運用の実行では、商品の流動性、安全性、収益性を考え、短・中・長期に配分するようお勧めします(図参照)。私自身は収入が変動しやすい小規模な会社を経営しているので、何かのときにすぐ使える流動性の高い資金も厚めにするよう心がけています。特に長期運用に関しては、何をいつ購入するかも大事ですが、成否は値動きに狼狽しないメンタリティと適切な対処にかかってきます。仮に金融商品の値が下がり始めても、損失を確定させたいからとすぐに売却するのではなく、「長期的に保有を続け、いずれリターンが確保できるのを待つ」といった姿勢が大切になるでしょう。

むろん投資可能額をはっきりさせておき、資金的な余力を残すことは必須の前提条件です。市況が悪くなったときに打つ手がない、というのが最も良くないパターン。余力があれば、金融商品の価格が下がったときに購入するといった対応も可能になります。

──一方、介護も大きなテーマです。関連するNPOの理事もされていますが、どう考えておけばいいでしょうか。

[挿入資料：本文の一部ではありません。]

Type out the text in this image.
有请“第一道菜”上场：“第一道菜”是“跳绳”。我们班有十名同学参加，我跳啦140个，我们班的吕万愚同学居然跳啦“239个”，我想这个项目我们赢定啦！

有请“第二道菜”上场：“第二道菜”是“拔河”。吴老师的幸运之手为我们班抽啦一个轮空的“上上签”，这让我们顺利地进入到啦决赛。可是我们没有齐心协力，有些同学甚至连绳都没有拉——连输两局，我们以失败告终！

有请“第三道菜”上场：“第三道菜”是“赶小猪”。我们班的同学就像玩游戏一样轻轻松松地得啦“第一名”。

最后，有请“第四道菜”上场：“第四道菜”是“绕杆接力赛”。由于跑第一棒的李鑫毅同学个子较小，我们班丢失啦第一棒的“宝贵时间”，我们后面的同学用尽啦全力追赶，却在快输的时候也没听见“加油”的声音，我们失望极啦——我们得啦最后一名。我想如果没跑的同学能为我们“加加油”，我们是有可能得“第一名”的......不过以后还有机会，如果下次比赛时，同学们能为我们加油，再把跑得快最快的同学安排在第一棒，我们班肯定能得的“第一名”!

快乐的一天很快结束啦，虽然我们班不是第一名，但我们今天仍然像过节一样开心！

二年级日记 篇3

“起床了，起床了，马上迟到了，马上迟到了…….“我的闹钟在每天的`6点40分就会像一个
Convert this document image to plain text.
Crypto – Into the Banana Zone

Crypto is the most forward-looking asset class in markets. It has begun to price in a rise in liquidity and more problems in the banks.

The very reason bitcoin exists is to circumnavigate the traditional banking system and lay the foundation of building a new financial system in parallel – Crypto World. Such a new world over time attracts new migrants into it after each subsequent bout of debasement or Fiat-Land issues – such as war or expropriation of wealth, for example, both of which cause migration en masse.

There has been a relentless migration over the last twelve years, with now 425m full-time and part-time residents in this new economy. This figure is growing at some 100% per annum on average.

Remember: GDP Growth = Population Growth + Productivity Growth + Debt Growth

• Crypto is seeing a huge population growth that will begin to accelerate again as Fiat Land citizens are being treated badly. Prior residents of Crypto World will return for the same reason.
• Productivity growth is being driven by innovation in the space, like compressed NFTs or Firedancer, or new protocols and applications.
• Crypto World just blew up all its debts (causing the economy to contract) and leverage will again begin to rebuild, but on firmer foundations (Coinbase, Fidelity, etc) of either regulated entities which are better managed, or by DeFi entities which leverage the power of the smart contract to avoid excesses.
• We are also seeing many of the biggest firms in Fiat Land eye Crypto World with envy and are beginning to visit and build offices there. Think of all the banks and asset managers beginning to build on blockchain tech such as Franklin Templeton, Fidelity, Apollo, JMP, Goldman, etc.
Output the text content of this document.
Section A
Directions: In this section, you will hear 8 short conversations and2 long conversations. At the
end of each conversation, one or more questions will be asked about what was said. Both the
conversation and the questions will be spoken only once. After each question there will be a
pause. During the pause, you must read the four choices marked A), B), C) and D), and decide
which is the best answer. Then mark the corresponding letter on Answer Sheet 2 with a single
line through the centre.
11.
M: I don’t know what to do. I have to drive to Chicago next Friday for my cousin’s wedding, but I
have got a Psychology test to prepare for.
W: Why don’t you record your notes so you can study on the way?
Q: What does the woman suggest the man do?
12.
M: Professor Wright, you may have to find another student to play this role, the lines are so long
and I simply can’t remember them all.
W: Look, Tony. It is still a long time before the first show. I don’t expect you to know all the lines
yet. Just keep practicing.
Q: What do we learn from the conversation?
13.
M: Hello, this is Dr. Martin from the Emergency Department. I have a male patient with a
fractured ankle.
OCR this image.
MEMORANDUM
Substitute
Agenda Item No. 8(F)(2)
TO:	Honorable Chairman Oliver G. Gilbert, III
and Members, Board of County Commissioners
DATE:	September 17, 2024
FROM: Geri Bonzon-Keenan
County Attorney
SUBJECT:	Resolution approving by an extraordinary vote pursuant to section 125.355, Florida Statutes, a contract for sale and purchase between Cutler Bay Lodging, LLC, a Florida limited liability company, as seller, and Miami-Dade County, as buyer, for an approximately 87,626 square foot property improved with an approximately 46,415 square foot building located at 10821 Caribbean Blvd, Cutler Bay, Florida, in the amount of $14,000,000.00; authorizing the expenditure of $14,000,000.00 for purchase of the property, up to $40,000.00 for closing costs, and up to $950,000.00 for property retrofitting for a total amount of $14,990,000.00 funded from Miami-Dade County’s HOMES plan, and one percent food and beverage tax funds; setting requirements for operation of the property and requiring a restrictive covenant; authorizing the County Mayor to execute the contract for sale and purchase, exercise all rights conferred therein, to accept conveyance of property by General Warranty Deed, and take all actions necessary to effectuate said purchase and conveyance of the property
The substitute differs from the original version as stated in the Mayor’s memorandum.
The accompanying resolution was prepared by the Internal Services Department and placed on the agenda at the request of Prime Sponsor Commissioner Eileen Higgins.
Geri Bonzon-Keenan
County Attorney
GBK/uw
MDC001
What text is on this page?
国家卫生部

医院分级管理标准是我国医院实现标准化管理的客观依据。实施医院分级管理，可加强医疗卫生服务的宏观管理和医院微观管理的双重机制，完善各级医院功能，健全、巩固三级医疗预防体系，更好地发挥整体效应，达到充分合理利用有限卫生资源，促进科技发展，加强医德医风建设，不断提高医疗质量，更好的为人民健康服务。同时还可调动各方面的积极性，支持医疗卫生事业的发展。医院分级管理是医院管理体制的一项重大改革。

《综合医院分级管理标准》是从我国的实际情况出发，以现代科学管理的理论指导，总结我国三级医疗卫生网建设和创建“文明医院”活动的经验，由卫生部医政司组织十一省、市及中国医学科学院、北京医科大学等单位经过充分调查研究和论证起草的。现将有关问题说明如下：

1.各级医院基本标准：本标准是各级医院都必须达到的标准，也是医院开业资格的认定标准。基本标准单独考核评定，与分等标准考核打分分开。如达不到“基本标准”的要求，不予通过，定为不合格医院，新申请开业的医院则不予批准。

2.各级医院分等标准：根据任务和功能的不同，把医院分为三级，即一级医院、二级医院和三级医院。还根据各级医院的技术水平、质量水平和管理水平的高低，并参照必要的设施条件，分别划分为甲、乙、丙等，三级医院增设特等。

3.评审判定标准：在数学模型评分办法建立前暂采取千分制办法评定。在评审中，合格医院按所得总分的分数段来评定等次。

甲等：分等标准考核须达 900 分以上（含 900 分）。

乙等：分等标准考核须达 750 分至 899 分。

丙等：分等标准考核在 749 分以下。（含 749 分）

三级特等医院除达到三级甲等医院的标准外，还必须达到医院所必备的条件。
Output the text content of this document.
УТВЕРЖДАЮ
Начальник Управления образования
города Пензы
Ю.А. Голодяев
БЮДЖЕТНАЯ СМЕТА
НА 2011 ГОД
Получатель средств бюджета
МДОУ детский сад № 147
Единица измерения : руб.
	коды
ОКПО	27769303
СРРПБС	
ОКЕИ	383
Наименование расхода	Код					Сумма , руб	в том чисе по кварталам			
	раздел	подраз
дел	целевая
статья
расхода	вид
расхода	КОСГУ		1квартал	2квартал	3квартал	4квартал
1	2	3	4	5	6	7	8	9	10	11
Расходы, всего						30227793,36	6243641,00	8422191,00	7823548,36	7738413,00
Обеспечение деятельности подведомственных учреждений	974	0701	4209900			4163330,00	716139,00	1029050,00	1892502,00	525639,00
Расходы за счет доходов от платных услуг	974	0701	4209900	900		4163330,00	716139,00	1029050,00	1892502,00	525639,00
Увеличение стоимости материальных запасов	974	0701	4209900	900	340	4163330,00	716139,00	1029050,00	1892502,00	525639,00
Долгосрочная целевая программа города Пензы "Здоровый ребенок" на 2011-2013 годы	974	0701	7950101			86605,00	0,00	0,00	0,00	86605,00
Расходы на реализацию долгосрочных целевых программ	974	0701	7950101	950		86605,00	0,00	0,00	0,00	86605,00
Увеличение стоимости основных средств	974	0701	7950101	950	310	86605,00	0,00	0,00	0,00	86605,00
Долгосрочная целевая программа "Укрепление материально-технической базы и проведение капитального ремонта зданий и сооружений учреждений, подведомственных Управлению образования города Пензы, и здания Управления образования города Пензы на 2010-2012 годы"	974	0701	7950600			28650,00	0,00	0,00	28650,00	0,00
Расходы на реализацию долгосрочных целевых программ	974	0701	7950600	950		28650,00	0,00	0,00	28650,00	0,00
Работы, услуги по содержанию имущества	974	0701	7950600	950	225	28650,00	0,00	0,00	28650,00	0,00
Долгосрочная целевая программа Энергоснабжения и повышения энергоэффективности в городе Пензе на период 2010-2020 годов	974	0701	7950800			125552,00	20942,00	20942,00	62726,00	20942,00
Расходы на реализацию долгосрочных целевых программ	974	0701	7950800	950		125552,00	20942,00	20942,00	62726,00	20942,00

和泉 現役世代であれば、ご両親のケアが当面の課題だと思います。事情により在宅介護が困難であれば、専門施設の利用が選択肢となってきます。

お元気で自立しているときから入居できる有料老人ホームと、要介護となってからの施設に大別されますが、どちらも要介護度が増していく場合にどこまで対応してもらえるか、という確認が不可欠です。また、高齢者にとって新しい環境への適応は重い負担を伴いますので、見学や体験入居は欠かせませんし、入居時の一時金や、その後の維持管理費もしっかり確認・検討すべきです。

40~50代の方々ご自身の将来については、現状以上に施設の不足が懸念されています。不確定要素の多い課題ですが、早くから関心をもち、情報を集め、可能な範囲で先を見通し、その費用計画も考えておくのがベターでしょう。

──セカンドライフを楽しむためのアドバイスもお願いします。

和泉 65歳までは仕事をするかもしれず、75歳を超えると身体的な制約も生じてきます。65歳からの10年が、本当に楽しめるセカンドライフとなるでしょう。心身とも元気で、子どもも完全に独立し、いよいよ自由。でも、それを満喫するには資金の準備とは別の助走期間も要します。工芸や園芸のスキルを学ぶ、山歩きに慣れる、船舶免許を取る……ご自身が打ち込みたいことに向けて準備を始めるのは、やはり40~50代のうちが望ましいでしょう。一緒に楽しめる友人づくりは最も大切だと思います。

どなたにも充実した毎日を過ごすチャンスが待っています。白いキャンバスに絵を描くように希望の計画を立て、ぜひいまから動き始めましょう。